Inverse Tangent (Arctan) Calculator

Calculate arctan(x) for any real value and atan2(y, x) for full-quadrant angle determination.

Select Mode & Enter Values

Domain: all real numbers. Range: (-90°, 90°) or (-π/2, π/2) radians.

Result

arctan(1)
45°
inverse tangent
Degrees45°
Radiansπ/4
Exact Radians0.785398163
QuadrantI
Verificationtan(45°) = 1

Step-by-Step Solution

arctan(1) = 45° = π/4 rad

Understanding Inverse Tangent (Arctan)

The inverse tangent function, written as arctan(x) or tan-1(x), returns the angle whose tangent is x.
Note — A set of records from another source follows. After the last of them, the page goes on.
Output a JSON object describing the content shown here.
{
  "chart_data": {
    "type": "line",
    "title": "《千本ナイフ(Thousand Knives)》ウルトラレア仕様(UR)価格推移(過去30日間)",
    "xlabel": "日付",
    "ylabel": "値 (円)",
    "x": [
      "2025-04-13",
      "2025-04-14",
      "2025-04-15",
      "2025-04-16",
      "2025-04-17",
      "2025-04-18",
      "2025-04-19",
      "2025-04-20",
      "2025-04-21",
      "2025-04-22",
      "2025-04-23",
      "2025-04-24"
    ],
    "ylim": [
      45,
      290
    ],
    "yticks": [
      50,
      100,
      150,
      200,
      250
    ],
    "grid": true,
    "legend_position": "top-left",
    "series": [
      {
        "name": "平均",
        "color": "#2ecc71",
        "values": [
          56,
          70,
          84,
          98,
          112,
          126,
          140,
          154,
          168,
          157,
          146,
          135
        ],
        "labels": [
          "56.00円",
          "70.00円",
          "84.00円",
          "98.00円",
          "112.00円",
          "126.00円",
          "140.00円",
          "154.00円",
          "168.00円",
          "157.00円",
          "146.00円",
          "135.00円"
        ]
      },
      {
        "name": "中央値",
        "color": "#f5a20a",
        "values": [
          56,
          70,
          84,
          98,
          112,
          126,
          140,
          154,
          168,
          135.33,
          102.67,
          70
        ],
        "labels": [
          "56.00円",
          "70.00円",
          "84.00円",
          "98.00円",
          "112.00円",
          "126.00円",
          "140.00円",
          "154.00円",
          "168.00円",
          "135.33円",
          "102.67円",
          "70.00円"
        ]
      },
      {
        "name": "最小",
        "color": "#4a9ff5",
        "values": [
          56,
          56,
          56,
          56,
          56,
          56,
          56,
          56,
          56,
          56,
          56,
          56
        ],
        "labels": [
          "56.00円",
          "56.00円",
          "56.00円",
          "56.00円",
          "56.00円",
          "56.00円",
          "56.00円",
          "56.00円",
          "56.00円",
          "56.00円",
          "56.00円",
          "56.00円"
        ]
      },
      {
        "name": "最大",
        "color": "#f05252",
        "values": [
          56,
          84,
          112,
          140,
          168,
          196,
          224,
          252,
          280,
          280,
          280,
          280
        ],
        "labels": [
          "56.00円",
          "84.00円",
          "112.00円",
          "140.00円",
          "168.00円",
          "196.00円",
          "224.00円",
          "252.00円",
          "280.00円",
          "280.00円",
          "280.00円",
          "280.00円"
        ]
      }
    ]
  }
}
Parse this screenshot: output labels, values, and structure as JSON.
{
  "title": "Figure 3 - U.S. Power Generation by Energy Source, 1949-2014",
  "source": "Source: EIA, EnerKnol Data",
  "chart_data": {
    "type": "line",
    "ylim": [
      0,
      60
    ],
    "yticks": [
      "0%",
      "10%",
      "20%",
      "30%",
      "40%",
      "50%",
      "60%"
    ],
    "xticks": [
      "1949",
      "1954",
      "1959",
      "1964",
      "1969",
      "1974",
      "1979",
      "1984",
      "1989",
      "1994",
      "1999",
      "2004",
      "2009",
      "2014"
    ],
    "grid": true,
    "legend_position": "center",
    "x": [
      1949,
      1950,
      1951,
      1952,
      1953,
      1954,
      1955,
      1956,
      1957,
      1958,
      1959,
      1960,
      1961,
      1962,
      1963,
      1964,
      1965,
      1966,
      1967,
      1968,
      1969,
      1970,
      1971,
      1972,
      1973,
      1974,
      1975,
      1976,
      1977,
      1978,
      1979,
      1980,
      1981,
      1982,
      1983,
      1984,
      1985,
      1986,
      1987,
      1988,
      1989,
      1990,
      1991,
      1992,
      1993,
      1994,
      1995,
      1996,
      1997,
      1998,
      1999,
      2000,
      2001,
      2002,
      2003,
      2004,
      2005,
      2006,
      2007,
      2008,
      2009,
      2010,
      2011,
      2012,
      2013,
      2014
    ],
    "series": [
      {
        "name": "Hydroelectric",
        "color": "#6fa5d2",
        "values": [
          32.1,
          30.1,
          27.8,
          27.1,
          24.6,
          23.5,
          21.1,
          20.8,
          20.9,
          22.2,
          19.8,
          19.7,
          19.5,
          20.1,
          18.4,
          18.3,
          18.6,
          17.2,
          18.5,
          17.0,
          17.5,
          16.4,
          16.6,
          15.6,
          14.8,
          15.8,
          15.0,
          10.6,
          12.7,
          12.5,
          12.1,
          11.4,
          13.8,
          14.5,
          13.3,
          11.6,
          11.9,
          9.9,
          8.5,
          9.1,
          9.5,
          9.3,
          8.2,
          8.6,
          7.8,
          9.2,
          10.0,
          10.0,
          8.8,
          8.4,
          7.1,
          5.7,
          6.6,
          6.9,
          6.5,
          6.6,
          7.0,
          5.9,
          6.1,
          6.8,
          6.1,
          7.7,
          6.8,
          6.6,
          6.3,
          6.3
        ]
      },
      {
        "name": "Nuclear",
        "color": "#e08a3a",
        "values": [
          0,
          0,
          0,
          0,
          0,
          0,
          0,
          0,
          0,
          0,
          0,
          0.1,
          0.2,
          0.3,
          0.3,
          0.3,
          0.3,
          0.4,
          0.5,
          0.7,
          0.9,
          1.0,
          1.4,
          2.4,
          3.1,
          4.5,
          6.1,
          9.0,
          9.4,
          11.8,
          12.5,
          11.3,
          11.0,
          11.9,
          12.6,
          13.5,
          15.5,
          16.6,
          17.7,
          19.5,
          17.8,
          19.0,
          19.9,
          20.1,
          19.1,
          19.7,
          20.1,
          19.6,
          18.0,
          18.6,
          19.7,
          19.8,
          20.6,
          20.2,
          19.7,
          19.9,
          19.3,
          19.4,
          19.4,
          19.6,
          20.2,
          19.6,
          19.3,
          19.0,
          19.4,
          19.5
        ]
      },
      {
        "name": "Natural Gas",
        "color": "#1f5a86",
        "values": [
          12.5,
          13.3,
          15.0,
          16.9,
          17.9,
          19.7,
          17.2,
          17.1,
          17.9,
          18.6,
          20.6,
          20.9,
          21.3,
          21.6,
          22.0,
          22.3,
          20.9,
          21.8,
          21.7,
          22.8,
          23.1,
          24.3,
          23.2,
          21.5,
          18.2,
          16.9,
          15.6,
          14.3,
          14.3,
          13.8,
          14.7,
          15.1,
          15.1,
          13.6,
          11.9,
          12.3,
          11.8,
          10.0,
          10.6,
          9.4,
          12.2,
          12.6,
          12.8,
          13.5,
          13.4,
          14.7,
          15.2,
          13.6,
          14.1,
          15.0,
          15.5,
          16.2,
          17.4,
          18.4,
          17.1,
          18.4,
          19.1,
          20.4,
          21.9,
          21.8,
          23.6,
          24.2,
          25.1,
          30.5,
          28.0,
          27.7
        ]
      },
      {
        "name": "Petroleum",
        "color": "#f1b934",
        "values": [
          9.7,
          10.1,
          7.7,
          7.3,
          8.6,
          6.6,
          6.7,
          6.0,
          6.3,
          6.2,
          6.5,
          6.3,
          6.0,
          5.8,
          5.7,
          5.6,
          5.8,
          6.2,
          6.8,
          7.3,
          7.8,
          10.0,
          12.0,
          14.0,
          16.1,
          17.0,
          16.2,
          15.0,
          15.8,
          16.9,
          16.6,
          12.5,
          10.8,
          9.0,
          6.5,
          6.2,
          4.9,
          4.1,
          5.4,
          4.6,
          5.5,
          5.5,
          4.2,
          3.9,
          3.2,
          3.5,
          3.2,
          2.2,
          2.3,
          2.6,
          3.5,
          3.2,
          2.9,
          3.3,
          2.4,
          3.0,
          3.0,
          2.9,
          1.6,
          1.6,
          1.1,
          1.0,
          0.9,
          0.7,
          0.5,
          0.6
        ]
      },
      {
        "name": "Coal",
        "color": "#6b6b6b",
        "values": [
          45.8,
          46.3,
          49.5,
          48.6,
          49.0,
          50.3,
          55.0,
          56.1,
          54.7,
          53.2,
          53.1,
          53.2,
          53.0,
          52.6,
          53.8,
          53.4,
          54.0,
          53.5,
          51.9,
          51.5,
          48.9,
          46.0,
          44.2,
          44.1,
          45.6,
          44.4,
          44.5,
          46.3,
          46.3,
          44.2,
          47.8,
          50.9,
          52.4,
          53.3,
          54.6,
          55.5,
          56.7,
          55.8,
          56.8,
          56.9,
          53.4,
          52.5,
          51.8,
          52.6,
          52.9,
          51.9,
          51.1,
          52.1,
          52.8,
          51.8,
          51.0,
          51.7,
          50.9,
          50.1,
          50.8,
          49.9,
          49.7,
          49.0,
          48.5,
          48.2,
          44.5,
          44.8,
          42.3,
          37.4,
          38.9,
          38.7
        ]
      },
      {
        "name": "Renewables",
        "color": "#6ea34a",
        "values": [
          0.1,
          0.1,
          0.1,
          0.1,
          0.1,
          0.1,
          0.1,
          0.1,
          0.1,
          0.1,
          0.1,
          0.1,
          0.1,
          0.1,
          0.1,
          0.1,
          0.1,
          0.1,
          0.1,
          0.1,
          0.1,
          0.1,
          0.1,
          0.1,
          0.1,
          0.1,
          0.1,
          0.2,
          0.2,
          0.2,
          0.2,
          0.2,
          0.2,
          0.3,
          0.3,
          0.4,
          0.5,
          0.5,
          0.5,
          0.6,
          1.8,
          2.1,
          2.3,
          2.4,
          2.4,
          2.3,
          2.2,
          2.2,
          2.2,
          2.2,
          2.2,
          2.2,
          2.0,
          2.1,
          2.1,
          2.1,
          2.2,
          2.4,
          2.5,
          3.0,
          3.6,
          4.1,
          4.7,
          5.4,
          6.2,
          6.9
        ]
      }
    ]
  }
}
Unlike arcsin and arccos, arctan accepts any real number as input, since the tangent function can produce any real value. The output is restricted to (-90°, 90°) or (-π/2, π/2) radians.

Common Arctan Values

arctan(0) = 0°

The tangent of 0 is 0. This is the center of the arctan function.

arctan(0) = 0 = 0 rad

arctan(√3/3) = 30°

From the 30-60-90 triangle: tan(30°) = 1/√3 = √3/3.

arctan(0.577) = 30° = π/6

arctan(1) = 45°

The most well-known value. tan(45°) = 1 from the isosceles right triangle.

arctan(1) = 45° = π/4

arctan(√3) = 60°

From the 30-60-90 triangle: tan(60°) = √3.

arctan(1.732) = 60° = π/3

arctan vs atan2

The standard arctan function returns angles in (-90°, 90°), covering only quadrants I and IV. The atan2(y, x) function is a two-argument variant that considers the signs of both y and x to determine the correct quadrant, returning angles in (-180°, 180°]. This makes atan2 essential for applications where the full angle range matters, such as navigation, robotics, and computer graphics.

Key Properties

  • arctan(x) is an increasing function defined for all real numbers.
  • As x approaches infinity, arctan(x) approaches 90° (π/2).
  • As x approaches negative infinity, arctan(x) approaches -90° (-π/2).
  • arctan(-x) = -arctan(x) (odd function).
  • arctan(1/x) = π/2 - arctan(x) for x > 0.
  • The derivative: d/dx arctan(x) = 1/(1 + x²).
  • The integral of 1/(1 + x²) is arctan(x) + C.

Applications

  • Computer graphics: Converting between Cartesian and polar coordinates.
  • Robotics: Calculating joint angles and heading directions.
  • Navigation: Bearing calculations between two GPS coordinates.
  • Signal processing: Computing phase angles of complex signals.
  • Physics: Finding angles in force decomposition problems.